Obra teatral de uno de los grandes clásicos de la literatura universal, me refiero por supuesto al escritor y actor parisino Jean Baptiste Poquelin, conocido en el medio artístico como Moliere (1622-1673).


Preciosas Ridículas es una dramaturgia escrita a manera de farsa en la que el escritor muestra los extremos extravagantes de su época, así como la falsedad y el interés por lograr acomodarse en una familia con linaje y holgadse económica a cualquier precio.

Bajo la adaptación y dirección artística de Octavio Michel, Las Preciosas Ridículas se presentan en el Teatro Julio Castillo desde el año que acaba de concluir y, el día jueves 10 de enero, reanudaron temporada para ser presentada de jueves a domingos.

En ella actúan Fernando Bueno, Rodrigo Alonso, Karla Camarillo, Marco Antonio García, Ana Ligia García Jorge León David Lynn, Carlos  Ordóñez, Misha Arias de la Cantolla, Cecilia Ramírez Romo y Pedro Ramírez. Todos ellos ataviados con vestuarios a la usanza secular, es decir, acorde con el siglo XVII, el momento en que fue escrita y escenificada en la corte del rey.


-“ Las Preciosas Ridículas es un montaje con un fondo totalmente crítico, que busca una lectura distinta, menos superficial que la acostumbrada; es la obra de un autor referente del teatro universal que el público debe conocer y disfrutar –gracias a su universalidad y contemporaneidad-, que rompe con el estigma de que el teatro clásico es “ inalcanzable, incomprensible, formal o aburrido”, lo que permite sea accesible y cercano a cada ser humano, através de un diálogo directo con el espectador.-“  
   
Opinión de la Compañía Nacional de Teatro (la CNT), acorde con el criterio de su adaptador y director escénico Octavio Michel, como lo muestra en el escenario. Presenta ésta obra crítica, que va más allá de lo divertida.

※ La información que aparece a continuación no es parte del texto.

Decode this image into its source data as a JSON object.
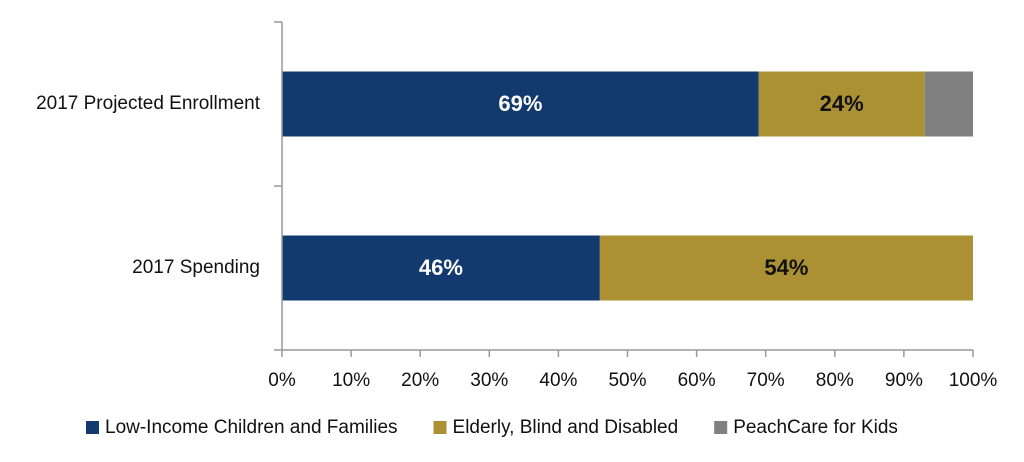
{
  "chart_data": {
    "type": "stacked_bar_horizontal",
    "categories": [
      "2017 Projected Enrollment",
      "2017 Spending"
    ],
    "series": [
      {
        "name": "Low-Income Children and Families",
        "color": "#123a6e",
        "values": [
          69,
          46
        ],
        "value_labels": [
          "69%",
          "46%"
        ]
      },
      {
        "name": "Elderly, Blind and Disabled",
        "color": "#ab9034",
        "values": [
          24,
          54
        ],
        "value_labels": [
          "24%",
          "54%"
        ]
      },
      {
        "name": "PeachCare for Kids",
        "color": "#808080",
        "values": [
          7,
          0
        ]
      }
    ],
    "xlim": [
      0,
      100
    ],
    "xticks": [
      {
        "value": 0,
        "label": "0%"
      },
      {
        "value": 10,
        "label": "10%"
      },
      {
        "value": 20,
        "label": "20%"
      },
      {
        "value": 30,
        "label": "30%"
      },
      {
        "value": 40,
        "label": "40%"
      },
      {
        "value": 50,
        "label": "50%"
      },
      {
        "value": 60,
        "label": "60%"
      },
      {
        "value": 70,
        "label": "70%"
      },
      {
        "value": 80,
        "label": "80%"
      },
      {
        "value": 90,
        "label": "90%"
      },
      {
        "value": 100,
        "label": "100%"
      }
    ],
    "legend": "bottom"
  }
}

La extravagancia tanto en el comportamiento, como en el atavío y la forma arquitectónica que imperaba en el siglo de Moliere, en esta puesta en escena se muestra a flor de piel, siendo además ésta, una puesta en escena divertidísima, que cae en el ridículo, como a bien tuvo intitular su mismo afamado autor. 



Traducida bajo un lenguaje coloquial, hace que la obra sea más digerible para el público quien reía a risotadas con ésta obra farsita; dramaturgia que muestra las semblanzas de la época que Moliere supo retratar con su pluma a través de la comedia.

Tal vez la desobediencia y falta de rectitud, moralidad y honestidad, que Moliere le infiriera sobre todo a sus personajes femeninos para dar una consigna o mensaje crítico a la audiencia, ya estén actualmente en desuso, pero lo que es cierto es que aún hoy en día continúan siendo totalmente vigente la falta de honradez al extremo de la falsedad en el actuar de la sociedad, la cual deja mucho que desear.